Burada gördüğüm paralellik, Ocak 2020’de ABD insansız hava aracı saldırısıyla İranlı general ve Kudüs Gücü komutanı Kasım Süleymani’nin öldürülmesiyle ilgili.
O vesileyle İran güçlü bir misilleme sözü verdi. Irak’taki ABD Ain el-Esad hava üssüne yönelik misilleme saldırısı 27 balistik füze içeriyordu ve üsdeki bazı tesislerin fiziksel olarak yok olmasına, ayrıca düzinelerce askeri personele travmatik beyin hasarı benzeri semptomlara neden oldu, ancak ölüm olmadı. Buna rağmen, bundan sonra hem ABD hem de İran çatışmayı derinleştirmekten geri adım attı.

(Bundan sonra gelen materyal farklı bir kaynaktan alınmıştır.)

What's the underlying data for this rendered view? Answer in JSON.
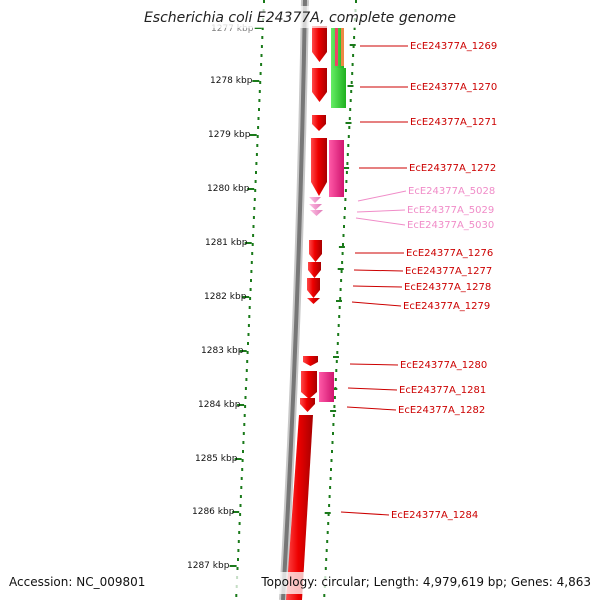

Şu anki koşullar çok farklı. İran zaten İsrail ile savaşta. Dahası, ABD İran’ın en değerli varlıklarına – nükleer programına – saldırdı ve bu İran topraklarındaydı. Yine de Hamaney, misilleme yaparsa daha büyük bir yanıtı tetikleme riskini bildiğini biliyor.
Trump “daha fazla saldırı” olabileceğini öne sürdü. Bu ne anlama gelebilir?

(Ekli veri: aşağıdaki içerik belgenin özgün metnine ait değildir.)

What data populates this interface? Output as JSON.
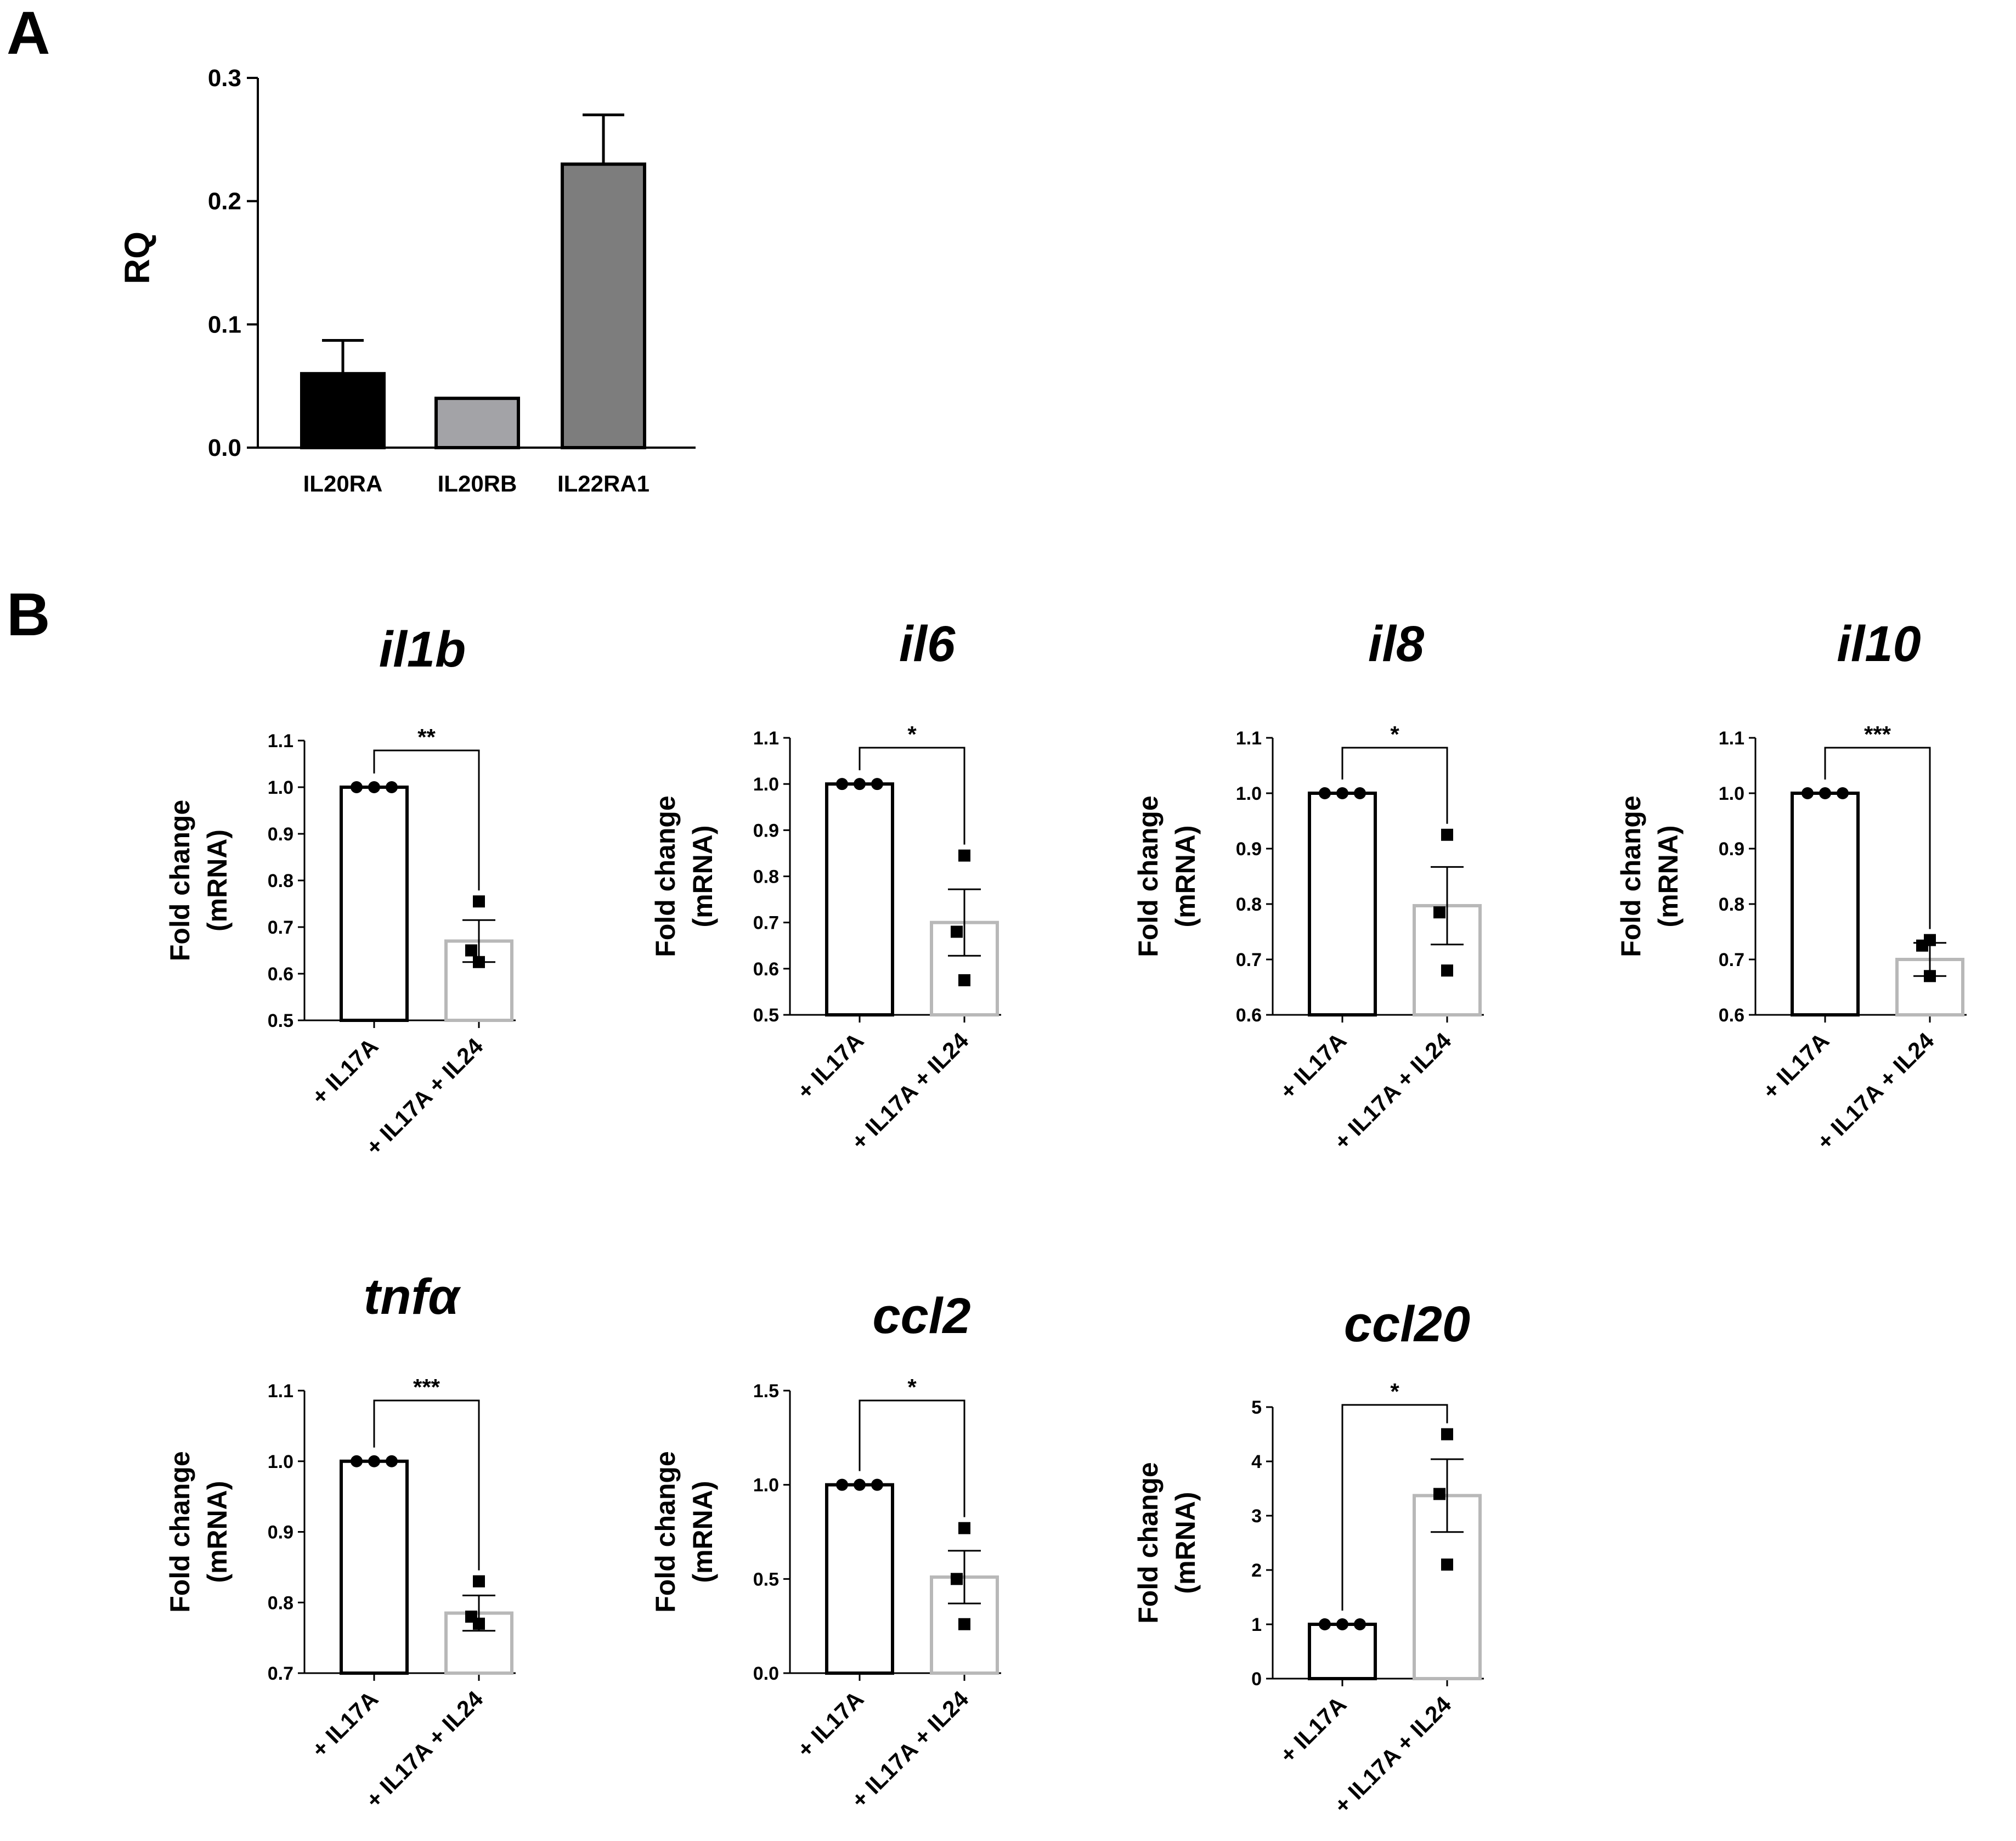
{
  "panels": {
    "a": "A",
    "b": "B"
  },
  "colors": {
    "axis": "#000000",
    "bar_black": "#000000",
    "bar_lightgray": "#a3a3a7",
    "bar_gray": "#7d7d7d",
    "control_bar_fill": "#ffffff",
    "control_bar_edge": "#000000",
    "treated_bar_edge": "#b8b8b8"
  },
  "chart_data": [
    {
      "id": "A",
      "type": "bar",
      "title": "",
      "xlabel": "",
      "ylabel": "RQ",
      "categories": [
        "IL20RA",
        "IL20RB",
        "IL22RA1"
      ],
      "values": [
        0.06,
        0.04,
        0.23
      ],
      "errors": [
        0.027,
        0,
        0.04
      ],
      "bar_colors": [
        "#000000",
        "#a3a3a7",
        "#7d7d7d"
      ],
      "ylim": [
        0,
        0.3
      ],
      "yticks": [
        "0.0",
        "0.1",
        "0.2",
        "0.3"
      ],
      "grid": false
    },
    {
      "id": "il1b",
      "type": "bar",
      "title": "il1b",
      "ylabel": [
        "Fold change",
        "(mRNA)"
      ],
      "categories": [
        "+ IL17A",
        "+ IL17A + IL24"
      ],
      "values": [
        1.0,
        0.67
      ],
      "errors": [
        0,
        0.045
      ],
      "points": [
        [
          1.0,
          1.0,
          1.0
        ],
        [
          0.755,
          0.65,
          0.625
        ]
      ],
      "significance": "**",
      "ylim": [
        0.5,
        1.1
      ],
      "yticks": [
        "0.5",
        "0.6",
        "0.7",
        "0.8",
        "0.9",
        "1.0",
        "1.1"
      ],
      "grid": false
    },
    {
      "id": "il6",
      "type": "bar",
      "title": "il6",
      "ylabel": [
        "Fold change",
        "(mRNA)"
      ],
      "categories": [
        "+ IL17A",
        "+ IL17A + IL24"
      ],
      "values": [
        1.0,
        0.7
      ],
      "errors": [
        0,
        0.072
      ],
      "points": [
        [
          1.0,
          1.0,
          1.0
        ],
        [
          0.845,
          0.68,
          0.575
        ]
      ],
      "significance": "*",
      "ylim": [
        0.5,
        1.1
      ],
      "yticks": [
        "0.5",
        "0.6",
        "0.7",
        "0.8",
        "0.9",
        "1.0",
        "1.1"
      ],
      "grid": false
    },
    {
      "id": "il8",
      "type": "bar",
      "title": "il8",
      "ylabel": [
        "Fold change",
        "(mRNA)"
      ],
      "categories": [
        "+ IL17A",
        "+ IL17A + IL24"
      ],
      "values": [
        1.0,
        0.797
      ],
      "errors": [
        0,
        0.07
      ],
      "points": [
        [
          1.0,
          1.0,
          1.0
        ],
        [
          0.925,
          0.785,
          0.68
        ]
      ],
      "significance": "*",
      "ylim": [
        0.6,
        1.1
      ],
      "yticks": [
        "0.6",
        "0.7",
        "0.8",
        "0.9",
        "1.0",
        "1.1"
      ],
      "grid": false
    },
    {
      "id": "il10",
      "type": "bar",
      "title": "il10",
      "ylabel": [
        "Fold change",
        "(mRNA)"
      ],
      "categories": [
        "+ IL17A",
        "+ IL17A + IL24"
      ],
      "values": [
        1.0,
        0.7
      ],
      "errors": [
        0,
        0.03
      ],
      "points": [
        [
          1.0,
          1.0,
          1.0
        ],
        [
          0.735,
          0.725,
          0.67
        ]
      ],
      "significance": "***",
      "ylim": [
        0.6,
        1.1
      ],
      "yticks": [
        "0.6",
        "0.7",
        "0.8",
        "0.9",
        "1.0",
        "1.1"
      ],
      "grid": false
    },
    {
      "id": "tnfa",
      "type": "bar",
      "title": "tnfα",
      "ylabel": [
        "Fold change",
        "(mRNA)"
      ],
      "categories": [
        "+ IL17A",
        "+ IL17A + IL24"
      ],
      "values": [
        1.0,
        0.785
      ],
      "errors": [
        0,
        0.025
      ],
      "points": [
        [
          1.0,
          1.0,
          1.0
        ],
        [
          0.83,
          0.78,
          0.77
        ]
      ],
      "significance": "***",
      "ylim": [
        0.7,
        1.1
      ],
      "yticks": [
        "0.7",
        "0.8",
        "0.9",
        "1.0",
        "1.1"
      ],
      "grid": false
    },
    {
      "id": "ccl2",
      "type": "bar",
      "title": "ccl2",
      "ylabel": [
        "Fold change",
        "(mRNA)"
      ],
      "categories": [
        "+ IL17A",
        "+ IL17A + IL24"
      ],
      "values": [
        1.0,
        0.51
      ],
      "errors": [
        0,
        0.14
      ],
      "points": [
        [
          1.0,
          1.0,
          1.0
        ],
        [
          0.77,
          0.5,
          0.26
        ]
      ],
      "significance": "*",
      "ylim": [
        0,
        1.5
      ],
      "yticks": [
        "0.0",
        "0.5",
        "1.0",
        "1.5"
      ],
      "grid": false
    },
    {
      "id": "ccl20",
      "type": "bar",
      "title": "ccl20",
      "ylabel": [
        "Fold change",
        "(mRNA)"
      ],
      "categories": [
        "+ IL17A",
        "+ IL17A + IL24"
      ],
      "values": [
        1.0,
        3.37
      ],
      "errors": [
        0,
        0.67
      ],
      "points": [
        [
          1.0,
          1.0,
          1.0
        ],
        [
          4.5,
          3.4,
          2.1
        ]
      ],
      "significance": "*",
      "ylim": [
        0,
        5
      ],
      "yticks": [
        "0",
        "1",
        "2",
        "3",
        "4",
        "5"
      ],
      "grid": false
    }
  ]
}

ABD, İran’daki üst düzey liderliği vurmak için istihbarat ve yeteneğe sahip olduğunu öne sürdü. Ve herhangi bir “büyük seçenek”, büyük olasılıkla kilit personele yönelik saldırıları içerecekti. Benzer şekilde, petrol ve gaz hedeflerine saldırarak İran ekonomisini vurma planları da olabilir.

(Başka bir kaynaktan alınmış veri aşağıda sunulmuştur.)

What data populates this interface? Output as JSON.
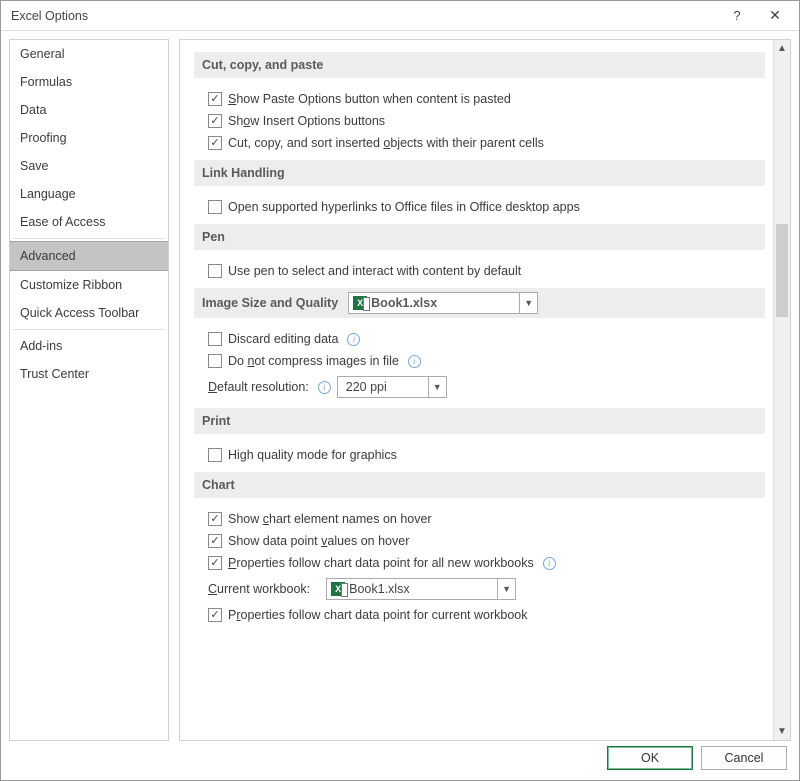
{
  "title": "Excel Options",
  "sidebar": {
    "items": [
      "General",
      "Formulas",
      "Data",
      "Proofing",
      "Save",
      "Language",
      "Ease of Access",
      "Advanced",
      "Customize Ribbon",
      "Quick Access Toolbar",
      "Add-ins",
      "Trust Center"
    ],
    "selected_index": 7,
    "separators_after": [
      6,
      9
    ]
  },
  "sections": {
    "cut": {
      "title": "Cut, copy, and paste",
      "opts": [
        {
          "checked": true,
          "pre": "",
          "u": "S",
          "post": "how Paste Options button when content is pasted"
        },
        {
          "checked": true,
          "pre": "Sh",
          "u": "o",
          "post": "w Insert Options buttons"
        },
        {
          "checked": true,
          "pre": "Cut, copy, and sort inserted ",
          "u": "o",
          "post": "bjects with their parent cells"
        }
      ]
    },
    "link": {
      "title": "Link Handling",
      "opts": [
        {
          "checked": false,
          "pre": "Open supported hyperlinks to Office files in Office desktop apps",
          "u": "",
          "post": ""
        }
      ]
    },
    "pen": {
      "title": "Pen",
      "opts": [
        {
          "checked": false,
          "pre": "Use pen to select and interact with content by default",
          "u": "",
          "post": ""
        }
      ]
    },
    "image": {
      "title": "Image Size and Quality",
      "combo": "Book1.xlsx",
      "opts": [
        {
          "checked": false,
          "pre": "Discard editing data",
          "info": true
        },
        {
          "checked": false,
          "pre": "Do ",
          "u": "n",
          "post": "ot compress images in file",
          "info": true
        }
      ],
      "res_label_pre": "",
      "res_u": "D",
      "res_label_post": "efault resolution:",
      "res_value": "220 ppi"
    },
    "print": {
      "title": "Print",
      "opts": [
        {
          "checked": false,
          "pre": "High quality mode for graphics",
          "u": "",
          "post": ""
        }
      ]
    },
    "chart": {
      "title": "Chart",
      "opts": [
        {
          "checked": true,
          "pre": "Show ",
          "u": "c",
          "post": "hart element names on hover"
        },
        {
          "checked": true,
          "pre": "Show data point ",
          "u": "v",
          "post": "alues on hover"
        },
        {
          "checked": true,
          "pre": "",
          "u": "P",
          "post": "roperties follow chart data point for all new workbooks",
          "info": true
        }
      ],
      "cw_pre": "",
      "cw_u": "C",
      "cw_post": "urrent workbook:",
      "cw_combo": "Book1.xlsx",
      "opt4": {
        "checked": true,
        "pre": "P",
        "u": "r",
        "post": "operties follow chart data point for current workbook"
      }
    }
  },
  "scrollbar": {
    "thumb_top_pct": 25,
    "thumb_height_pct": 14
  },
  "footer": {
    "ok": "OK",
    "cancel": "Cancel"
  }
}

Ancak bu tür eylemler, ya küresel ekonomiye zarar verme ya da ABD’yi çatışmaya daha derin çekme riski taşıyor; “bir kerelik ve bitmiş” bir saldırıdan, bir saldırı ve yanıt döngüsüne dönüşebilir. Ve bu, yönetimdeki şahinler ile Trump’ın yurt dışı savaşlara ABD’nin karışmasına karşı çıkan MAGA destekçileri arasındaki siyasi çatlakları derinleştirebilir.
Diplomasiye Dönüş İçin Bir Fırsat Var mı?
Trump, görüşmeler için “iki haftalık” penceresini kapatmadı – teorik olarak hala açık.
Peki İran masaya oturacak mı? İranlı liderler, İsrail’in saldırısı altındayken herhangi bir anlaşmayı görüşmeye istekli olmadıklarını zaten söylemişlerdi. İran Dışişleri Bakanı Arağçi, ABD saldırılarından sonra diplomasi zamanının geçtiğini belirtti.
Her halükarda şunu sormak lazım: İran masaya neyle gelebilir? Artık pek bir nükleer programları var mı? Ve eğer yoksa, neyi müzakere etmeye çalışacaklar? Trump’ın ifadelerinden birini kullanacak olursak, pek bir anlaşma yapmak için “kartlara sahip değiller” gibi görünüyor.